Si piensas que el levante español es únicamente sol y playa, pronto descubrirás que Valencia puede ser una caja de sorpresas. Un buen ejemplo es La Albufera, 21 hectáreas de pinares, aguas plateadas y una belleza paisajística inimitable, perfecta para hacer una escapada en pareja y disfrutar de atardeceres de película. Gracias a las bondades del clima valenciano, cualquier estación del año es apropiada para visitar esta maravilla natural, siendo la primavera el momento más propicio, cuando los azahares perfuman las calles, avenidas y plazas de la capital del Turia.

La muralla medieval de Ávila

La edad media fue mucho más que un periodo de oscurantismo, Inquisición y cruzadas religiosas. También el amor idealizado, que tan bien han sabido adaptar al cine factorías como Disney, está vinculado a este periodo histórico. Ávila y su muralla es perfecta para las parejas que deseen viajar al pasado: 9 puertas y casi 90 torreones de estilo románico, conservados piedra a piedra a la perfección. Recorrer sus almenas hará que nos sintamos como personajes de El Señor de los Anillos o Juego de Tronos, y aunque no seamos aficionados a este género, nos sentiremos embriagados por el romanticismo innato de estas construcciones.

La Ruta del Flysch en Guipúzcoa

No podía faltar en nuestro listado una de las mayores rarezas geológicas de la Península Ibérica, la Ruta del Flysch.
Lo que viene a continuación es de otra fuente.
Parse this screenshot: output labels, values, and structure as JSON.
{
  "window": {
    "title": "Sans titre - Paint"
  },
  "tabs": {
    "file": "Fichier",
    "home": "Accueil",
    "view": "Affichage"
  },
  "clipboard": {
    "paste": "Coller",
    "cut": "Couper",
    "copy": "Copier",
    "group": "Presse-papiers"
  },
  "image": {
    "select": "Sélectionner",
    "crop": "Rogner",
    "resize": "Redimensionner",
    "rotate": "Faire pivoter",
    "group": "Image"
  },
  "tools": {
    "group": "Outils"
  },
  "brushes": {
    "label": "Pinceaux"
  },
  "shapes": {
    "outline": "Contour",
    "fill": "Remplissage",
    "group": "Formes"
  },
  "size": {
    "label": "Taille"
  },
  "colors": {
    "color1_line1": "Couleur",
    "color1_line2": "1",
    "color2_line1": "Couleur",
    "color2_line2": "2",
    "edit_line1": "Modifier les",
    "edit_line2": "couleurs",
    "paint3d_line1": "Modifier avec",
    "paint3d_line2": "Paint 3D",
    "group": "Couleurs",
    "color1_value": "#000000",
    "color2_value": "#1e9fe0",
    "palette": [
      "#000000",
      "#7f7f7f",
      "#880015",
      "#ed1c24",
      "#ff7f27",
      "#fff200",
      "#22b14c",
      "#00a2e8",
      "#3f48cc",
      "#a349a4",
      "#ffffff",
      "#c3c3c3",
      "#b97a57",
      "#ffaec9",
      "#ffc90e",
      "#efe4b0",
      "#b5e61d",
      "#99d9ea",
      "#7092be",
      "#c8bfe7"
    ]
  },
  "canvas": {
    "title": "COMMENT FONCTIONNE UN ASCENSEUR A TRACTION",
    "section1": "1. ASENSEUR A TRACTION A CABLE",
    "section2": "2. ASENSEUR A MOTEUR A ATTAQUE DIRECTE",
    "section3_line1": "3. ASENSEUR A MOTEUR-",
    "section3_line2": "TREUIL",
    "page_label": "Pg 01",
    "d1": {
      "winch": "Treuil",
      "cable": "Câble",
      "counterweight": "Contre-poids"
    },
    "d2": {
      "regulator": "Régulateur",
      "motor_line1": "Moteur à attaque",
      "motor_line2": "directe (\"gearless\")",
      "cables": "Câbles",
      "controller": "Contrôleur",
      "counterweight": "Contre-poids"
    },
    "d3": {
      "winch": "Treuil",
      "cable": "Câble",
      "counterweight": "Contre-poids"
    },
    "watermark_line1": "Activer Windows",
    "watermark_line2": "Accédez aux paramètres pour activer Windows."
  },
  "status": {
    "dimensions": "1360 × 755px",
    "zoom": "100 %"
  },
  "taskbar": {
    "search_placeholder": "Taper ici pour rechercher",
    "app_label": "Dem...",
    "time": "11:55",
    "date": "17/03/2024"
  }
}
Ubicada entre Deba, Mutriku y Zumaia, esta maravilla guipuzcoana abarca un perímetro de 4-5 kilómetros de superficie rocosa, provista de formas y texturas que sorprenden a propios y extraños. A los enamorados no les sorprenderá que los flyschs hayan sido nombrados Biotopo Protegido. Por descontado, no podemos abandonar las tierras vascas sin explorar sus playas y calas de peculiar belleza, entre otros muchos tesoros locales, idóneos para descubrir en pareja.

De palacios y alcázares en Sevilla

En último lugar y no menos importante, el Real Alcázar de Sevilla nos proporcionará grandes dosis de emoción, pues recorrer sus inconfundibles arcos nos transportará al exótico mundo de Las mil y una noches, con su belleza floral y su insólita arquitectura. Y si queremos sentirnos como la mismísima princesa Amidala (La Guerra de las Galaxias), no puede faltar en nuestro itinerario una visita a la Plaza de España, lugar de rodaje de La amenaza fantasma. Por si fuera poco, las parejas adictas al deporte reconocerán en las aguas del Guadalquivir un escenario idóneo para hacer kayak, piragüismo o simplemente dar un paseo en barca con las últimas luces del día.


Si enamorarse es inevitable, convertir en una aventura todos y cada uno de los días de tu relación es una elección, que la mayoría de las parejas olvidan con el tiempo. En lugares tan románticos como el Flysch de Guipúzcoa, la muralla medieval de Ávila o La Albufera de Valencia, encender la chispa de la pasión será coser y cantar.